Pakistan needs to improve governance, prioritise spending and deepen economic reforms, said World Bank Managing Director Sri Mulyani Indrawati on Tuesday, indicating that the country’s largest lender is not fully satisfied with the current pace of reforms and wants a change in priorities.
The managing director also underscored the need to strengthen the capacity of government’s institutions aimed at improving the service delivery in areas of energy, health and education.
While the World Bank highlighted the importance of strengthening capacity of the institutions, the lender has been funding capacity-building programmes for many years, but no concrete results have been achieved so far.
“Sri Mulyani Indrawati underlined the importance of deepening Pakistan’s reforms and investments in priority development areas so that the country could achieve a higher level of economic growth to reduce poverty and increase shared prosperity,” according to a handout issued by the lender’s country office.
The press statement was issued after the conclusion of her three-day visit to Pakistan. She, along with Prime Minister Nawaz Sharif and Finance Minister Ishaq Dar, heard updates on the progress of economic reforms implemented by the government.
The MD’s emphasis on deepening reforms indicated that the Washington-based lender considered the current economic reforms superficial, said an independent expert, well-acquainted with the working of international financial institutions. He also added that no serious reforms had been introduced in the energy sector.
Instead of undertaking administrative and governance reforms in the energy sector, the government’s emphasis has so far been limited to increasing the electricity prices through multiple surcharges.

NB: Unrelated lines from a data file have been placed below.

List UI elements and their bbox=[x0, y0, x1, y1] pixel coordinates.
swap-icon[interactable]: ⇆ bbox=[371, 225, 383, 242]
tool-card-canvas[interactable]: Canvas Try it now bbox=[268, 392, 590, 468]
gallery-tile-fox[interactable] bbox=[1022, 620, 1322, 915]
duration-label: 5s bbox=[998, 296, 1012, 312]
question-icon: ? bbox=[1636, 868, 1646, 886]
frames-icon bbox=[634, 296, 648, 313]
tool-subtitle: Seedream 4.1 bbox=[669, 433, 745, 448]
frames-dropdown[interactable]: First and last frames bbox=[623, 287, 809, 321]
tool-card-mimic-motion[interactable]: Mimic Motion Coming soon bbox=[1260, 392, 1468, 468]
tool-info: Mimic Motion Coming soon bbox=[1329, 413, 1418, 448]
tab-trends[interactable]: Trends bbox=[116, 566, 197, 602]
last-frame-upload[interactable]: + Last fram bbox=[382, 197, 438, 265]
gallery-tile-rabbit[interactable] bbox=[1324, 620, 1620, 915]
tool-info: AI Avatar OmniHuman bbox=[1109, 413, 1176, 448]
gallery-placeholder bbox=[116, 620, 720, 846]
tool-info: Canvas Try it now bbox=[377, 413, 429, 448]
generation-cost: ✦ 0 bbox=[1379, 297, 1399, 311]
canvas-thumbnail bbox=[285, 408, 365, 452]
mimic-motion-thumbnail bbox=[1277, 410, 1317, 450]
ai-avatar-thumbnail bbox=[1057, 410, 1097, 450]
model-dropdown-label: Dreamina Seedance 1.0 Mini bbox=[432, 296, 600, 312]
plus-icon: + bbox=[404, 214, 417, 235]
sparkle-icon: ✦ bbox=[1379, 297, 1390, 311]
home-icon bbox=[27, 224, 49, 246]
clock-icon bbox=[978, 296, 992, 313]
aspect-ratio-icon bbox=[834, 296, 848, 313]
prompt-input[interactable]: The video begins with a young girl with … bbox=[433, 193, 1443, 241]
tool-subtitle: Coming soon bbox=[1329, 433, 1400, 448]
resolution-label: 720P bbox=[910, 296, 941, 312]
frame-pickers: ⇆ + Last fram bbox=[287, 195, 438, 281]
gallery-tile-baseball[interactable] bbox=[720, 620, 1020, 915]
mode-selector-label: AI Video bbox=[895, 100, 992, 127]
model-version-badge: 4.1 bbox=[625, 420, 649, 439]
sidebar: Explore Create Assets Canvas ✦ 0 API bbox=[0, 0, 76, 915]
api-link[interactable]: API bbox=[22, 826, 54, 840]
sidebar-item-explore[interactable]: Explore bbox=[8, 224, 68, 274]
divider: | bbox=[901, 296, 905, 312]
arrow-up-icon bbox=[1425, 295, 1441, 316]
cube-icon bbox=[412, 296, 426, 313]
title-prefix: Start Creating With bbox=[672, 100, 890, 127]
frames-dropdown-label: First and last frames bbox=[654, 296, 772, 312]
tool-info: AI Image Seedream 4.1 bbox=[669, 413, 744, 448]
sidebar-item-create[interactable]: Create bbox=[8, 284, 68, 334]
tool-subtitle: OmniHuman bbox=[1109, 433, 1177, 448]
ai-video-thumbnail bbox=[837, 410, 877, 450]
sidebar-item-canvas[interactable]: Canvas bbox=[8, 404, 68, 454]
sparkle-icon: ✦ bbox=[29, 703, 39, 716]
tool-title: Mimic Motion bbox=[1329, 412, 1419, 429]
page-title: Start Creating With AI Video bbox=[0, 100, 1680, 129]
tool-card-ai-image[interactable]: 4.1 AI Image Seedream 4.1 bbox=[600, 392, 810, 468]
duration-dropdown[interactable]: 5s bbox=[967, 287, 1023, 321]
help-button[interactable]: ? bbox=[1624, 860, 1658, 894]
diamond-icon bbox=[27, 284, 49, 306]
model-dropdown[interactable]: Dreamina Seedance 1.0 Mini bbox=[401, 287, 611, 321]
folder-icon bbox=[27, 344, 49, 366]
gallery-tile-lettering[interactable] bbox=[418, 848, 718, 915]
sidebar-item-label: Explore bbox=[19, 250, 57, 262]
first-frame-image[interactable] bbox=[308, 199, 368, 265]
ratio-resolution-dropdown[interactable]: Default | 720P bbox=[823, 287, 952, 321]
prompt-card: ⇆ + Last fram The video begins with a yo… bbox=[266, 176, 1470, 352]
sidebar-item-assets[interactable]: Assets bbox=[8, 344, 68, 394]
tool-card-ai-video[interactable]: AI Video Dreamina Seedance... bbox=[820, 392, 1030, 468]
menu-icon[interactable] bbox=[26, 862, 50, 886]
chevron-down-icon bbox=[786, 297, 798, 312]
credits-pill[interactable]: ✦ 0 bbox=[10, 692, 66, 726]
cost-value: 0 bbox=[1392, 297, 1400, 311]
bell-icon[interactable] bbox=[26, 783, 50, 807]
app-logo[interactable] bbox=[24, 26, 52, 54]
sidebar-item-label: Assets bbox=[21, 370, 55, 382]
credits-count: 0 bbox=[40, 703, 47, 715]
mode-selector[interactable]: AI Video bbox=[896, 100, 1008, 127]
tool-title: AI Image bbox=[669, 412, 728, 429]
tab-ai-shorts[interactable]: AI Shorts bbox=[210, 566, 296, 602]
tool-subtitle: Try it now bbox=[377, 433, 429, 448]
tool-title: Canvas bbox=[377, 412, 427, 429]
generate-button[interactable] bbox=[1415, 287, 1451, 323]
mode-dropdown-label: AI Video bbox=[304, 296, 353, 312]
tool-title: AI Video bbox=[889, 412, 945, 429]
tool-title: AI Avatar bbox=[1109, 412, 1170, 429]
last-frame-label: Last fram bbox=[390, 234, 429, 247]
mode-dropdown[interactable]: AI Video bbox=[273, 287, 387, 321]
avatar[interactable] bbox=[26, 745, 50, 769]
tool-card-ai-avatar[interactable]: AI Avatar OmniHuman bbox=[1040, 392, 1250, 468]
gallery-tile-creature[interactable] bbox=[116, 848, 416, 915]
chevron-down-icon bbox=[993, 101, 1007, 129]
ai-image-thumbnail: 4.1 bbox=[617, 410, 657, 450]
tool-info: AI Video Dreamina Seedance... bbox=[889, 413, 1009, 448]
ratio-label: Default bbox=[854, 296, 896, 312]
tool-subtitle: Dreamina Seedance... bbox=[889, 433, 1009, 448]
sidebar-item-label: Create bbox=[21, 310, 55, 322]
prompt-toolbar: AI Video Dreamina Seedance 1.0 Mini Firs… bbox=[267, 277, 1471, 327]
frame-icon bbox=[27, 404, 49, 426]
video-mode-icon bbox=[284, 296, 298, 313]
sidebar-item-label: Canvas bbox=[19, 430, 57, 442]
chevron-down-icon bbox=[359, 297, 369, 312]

Due to delay in energy reforms, the World Bank has already withheld approval of $500 million loan for the sector.
The lender has also asked Pakistan to change its priorities and invest in areas where more is required.
“The priorities that we discussed include initiatives to improve people’s everyday lives, such as energy, health, education, and the social safety net, as well as expanding the tax base and strengthening governance and capacity of key institutions to support these services,” stated the handout.
Instead of investing more in the energy sector, the current fiscal year’s federal development spending is heavily focused on transport and communication sector, as almost half of the funding is earmarked for this sector.
The official pointed to the youth bulge as a potential asset for Pakistan’s development, but to benefit from this would require improvements in education and training, including for girls and women.
“Increasing numbers of young people in Pakistan mean job creation is a priority, and this will require improvements in the business and investment climate, privatisation, and tapping the potential of regional integration,” said Indrawati.
In what appears to be a balancing strategy, the World Bank stated that Indrawati was impressed with the government’s success at stabilising the economy under difficult circumstances.
She also appreciated the joint efforts of the federal and provincial governments to expand the Benazir Income Support Programme (BISP) through conditional cash transfers for education outcomes. She also met with Punjab Chief Minister Shahbaz Sharif and learned about provincial-level reform efforts and development projects under implementation and preparation with World Bank Group support.
Indrawati emphasised on the importance of private sector’s contributions towards the development of Pakistan during her visit.
Currently, as many as 25 schemes are financed by the World Bank with a total net commitment of $4.95 billion. The International Finance Corporation, the World Bank Group’s private sector arm, has a committed portfolio of about $1.2 billion in 47 companies, of which infrastructure energy, ports, and transport sectors account for 53%, general manufacturing and services 15% and financial markets 32%.
Published in The Express Tribune, August 5th, 2015.